Schultz frees Django and subsequently decides to help him reunite with his wife Broomhilda, played by Kerry Washington. However, the evil Calvin Candie, played to sadistic perfection by Leonardo DiCaprio, is currently holding her captive on his Candyland plantation. What ensues is the tale of an unlikely friendship, as the pair embark on a mission of danger and brutality to bring Django and Broomhilda back together and exact revenge on Candie and his racist establishment.
While Django Unchained is unquestionably the work of a masterful director, with superb performances pulled from each and every one of its cast members, the readiness of so many to cite it as a major return to form is to overlook the qualities at work in Tarantino’s previous few outings – with the exception of the dreadful Death Proof (2007) – and possibly overstate the qualities on display here. In many ways, with Django Unchained, Tarantino continues to apply the same elements evident in each of his works since 1997’s Jackie Brown, simply shifting the genre-specific framework to accommodate them; Kill Bill (2002) – a bloody, violent revenge thriller in the martial arts genre; Inglorious Basterds (2009) – an exploitative thriller set during the Second World War; and now Django.

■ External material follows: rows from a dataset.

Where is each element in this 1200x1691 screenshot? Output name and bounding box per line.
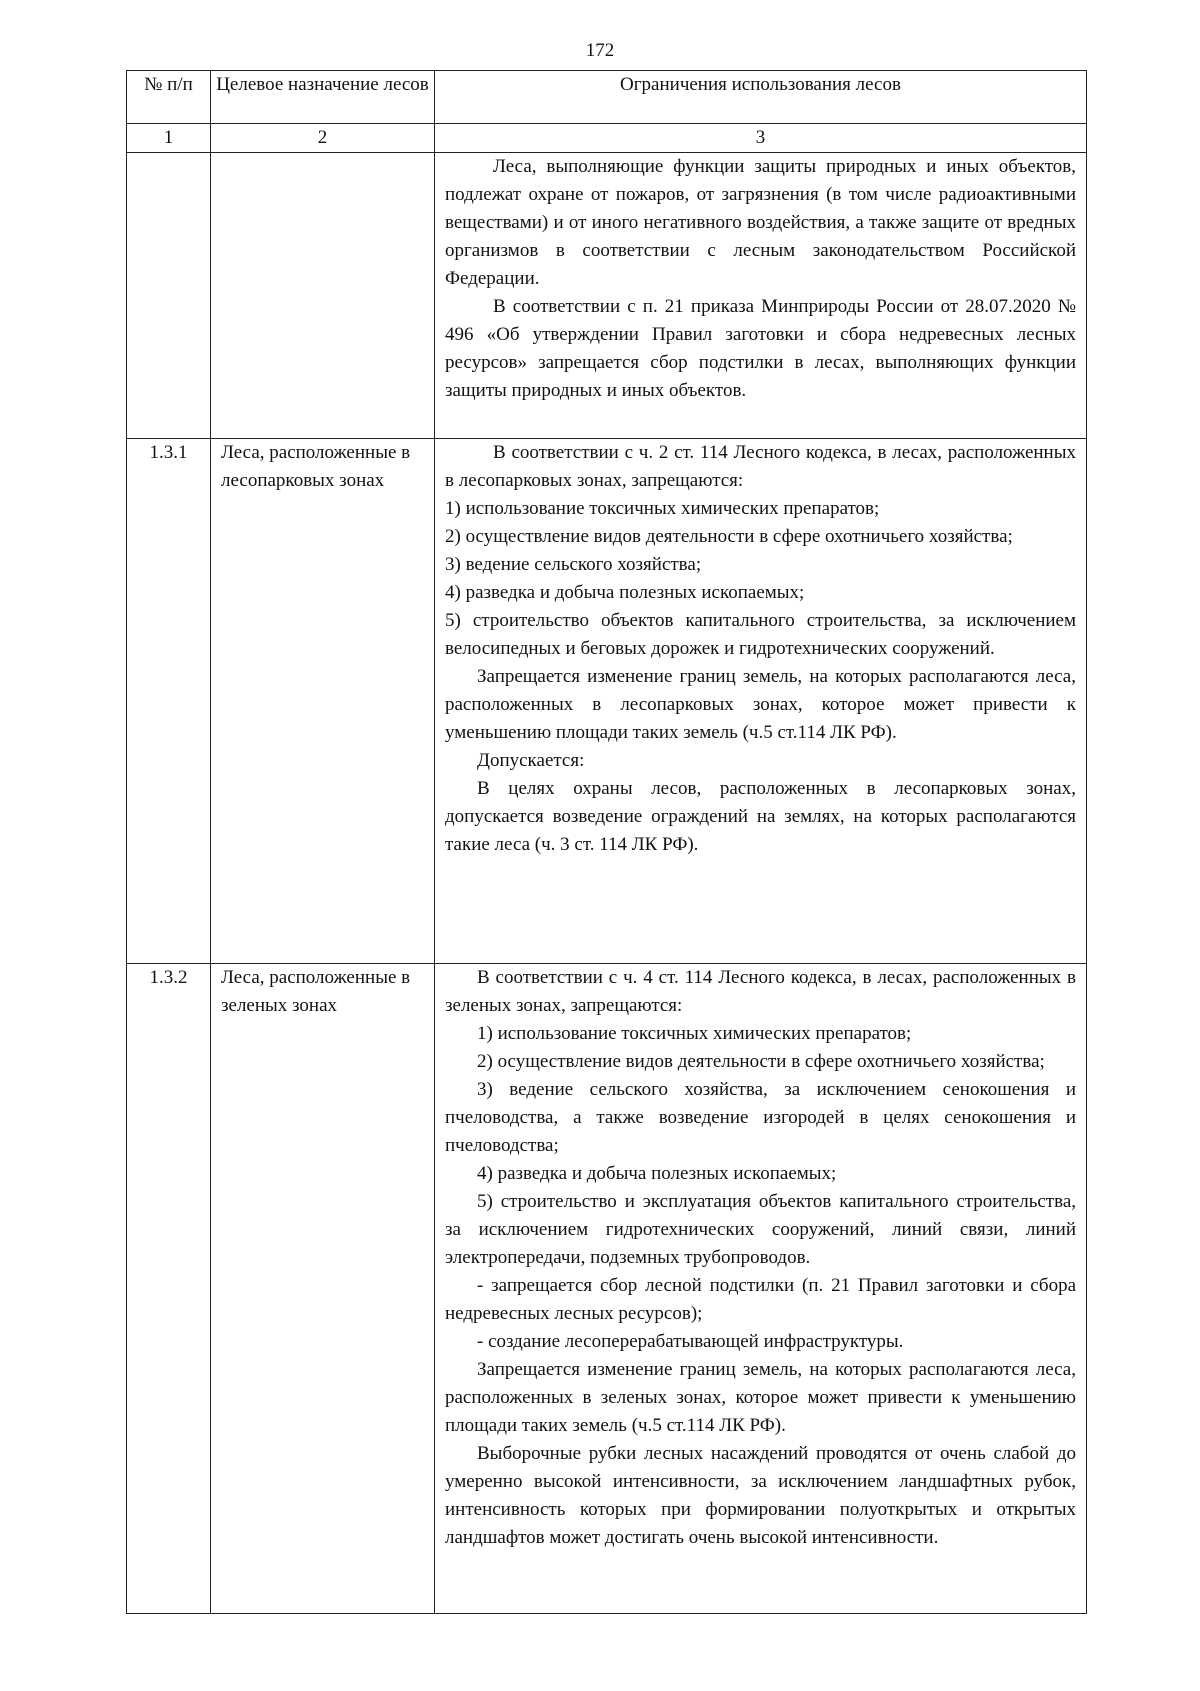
paragraph: Допускается: xyxy=(477,750,585,771)
paragraph: Леса, выполняющие функции защиты природных и иных объектов, подлежат охране от пожаров, от загрязнения (в том числе радиоактивными веществами) и от иного негативного воздействия, а также защите от вредных организмов в соответствии с лесным законодательством Российской Федерации. xyxy=(445,156,1076,289)
paragraph: 4) разведка и добыча полезных ископаемых; xyxy=(477,1163,837,1184)
paragraph: 5) строительство и эксплуатация объектов капитального строительства, за исключением гидротехнических сооружений, линий связи, линий электропередачи, подземных трубопроводов. xyxy=(445,1191,1076,1268)
column-number: 1 xyxy=(127,124,211,153)
paragraph: - создание лесоперерабатывающей инфраструктуры. xyxy=(477,1331,904,1352)
paragraph: В соответствии с п. 21 приказа Минприроды России от 28.07.2020 № 496 «Об утверждении Правил заготовки и сбора недревесных лесных ресурсов» запрещается сбор подстилки в лесах, выполняющих функции защиты природных и иных объектов. xyxy=(445,296,1076,401)
paragraph: Выборочные рубки лесных насаждений проводятся от очень слабой до умеренно высокой интенсивности, за исключением ландшафтных рубок, интенсивность которых при формировании полуоткрытых и открытых ландшафтов может достигать очень высокой интенсивности. xyxy=(445,1443,1076,1548)
paragraph: 1) использование токсичных химических препаратов; xyxy=(477,1023,912,1044)
paragraph: 2) осуществление видов деятельности в сфере охотничьего хозяйства; xyxy=(445,526,1013,547)
paragraph: 2) осуществление видов деятельности в сфере охотничьего хозяйства; xyxy=(477,1051,1045,1072)
row-restrictions xyxy=(435,153,1087,439)
column-number: 3 xyxy=(435,124,1087,153)
table-row xyxy=(127,964,1087,1614)
paragraph: В соответствии с ч. 4 ст. 114 Лесного кодекса, в лесах, расположенных в зеленых зонах, запрещаются: xyxy=(445,967,1076,1016)
row-purpose: Леса, расположенные в лесопарковых зонах xyxy=(211,439,435,964)
row-purpose xyxy=(211,153,435,439)
restrictions-table xyxy=(126,70,1087,1614)
paragraph: 5) строительство объектов капитального строительства, за исключением велосипедных и беговых дорожек и гидротехнических сооружений. xyxy=(445,610,1076,659)
row-number: 1.3.2 xyxy=(127,964,211,1614)
row-purpose: Леса, расположенные в зеленых зонах xyxy=(211,964,435,1614)
table-row xyxy=(127,439,1087,964)
paragraph: В соответствии с ч. 2 ст. 114 Лесного кодекса, в лесах, расположенных в лесопарковых зонах, запрещаются: xyxy=(445,442,1076,491)
table-row xyxy=(127,153,1087,439)
page-number: 172 xyxy=(585,40,615,61)
paragraph: - запрещается сбор лесной подстилки (п. 21 Правил заготовки и сбора недревесных лесных ресурсов); xyxy=(445,1275,1076,1324)
row-number xyxy=(127,153,211,439)
header-purpose: Целевое назначение лесов xyxy=(211,71,435,124)
header-restrictions: Ограничения использования лесов xyxy=(435,71,1087,124)
paragraph: 3) ведение сельского хозяйства, за исключением сенокошения и пчеловодства, а также возведение изгородей в целях сенокошения и пчеловодства; xyxy=(445,1079,1076,1156)
row-restrictions xyxy=(435,964,1087,1614)
table-header-row xyxy=(127,71,1087,124)
paragraph: 1) использование токсичных химических препаратов; xyxy=(445,498,880,519)
paragraph: Запрещается изменение границ земель, на которых располагаются леса, расположенных в лесопарковых зонах, которое может привести к уменьшению площади таких земель (ч.5 ст.114 ЛК РФ). xyxy=(445,666,1076,743)
header-no: № п/п xyxy=(127,71,211,124)
paragraph: 3) ведение сельского хозяйства; xyxy=(445,554,702,575)
row-number: 1.3.1 xyxy=(127,439,211,964)
paragraph: 4) разведка и добыча полезных ископаемых; xyxy=(445,582,805,603)
column-number-row xyxy=(127,124,1087,153)
paragraph: Запрещается изменение границ земель, на которых располагаются леса, расположенных в зеленых зонах, которое может привести к уменьшению площади таких земель (ч.5 ст.114 ЛК РФ). xyxy=(445,1359,1076,1436)
paragraph: В целях охраны лесов, расположенных в лесопарковых зонах, допускается возведение ограждений на землях, на которых располагаются такие леса (ч. 3 ст. 114 ЛК РФ). xyxy=(445,778,1076,855)
row-restrictions xyxy=(435,439,1087,964)
column-number: 2 xyxy=(211,124,435,153)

It’s this lack of originality, that some may argue lies at the heart of each of Tarantino’s films, that prevents Django Unchained from being labelled as a bona fide masterpiece. Despite being thoroughly enjoyable throughout, deftly offsetting the difficult subject matter with some genuinely funny moments, there isn’t quite enough to drag you back for multiple viewings. That said, while it fails to reach the dizzying heights of Reservoir Dogs (1992) and Pulp Fiction (1994), Django Unchained is certainly deserving of a place amongst Tarantino’s most celebrated works this side of the 21st century.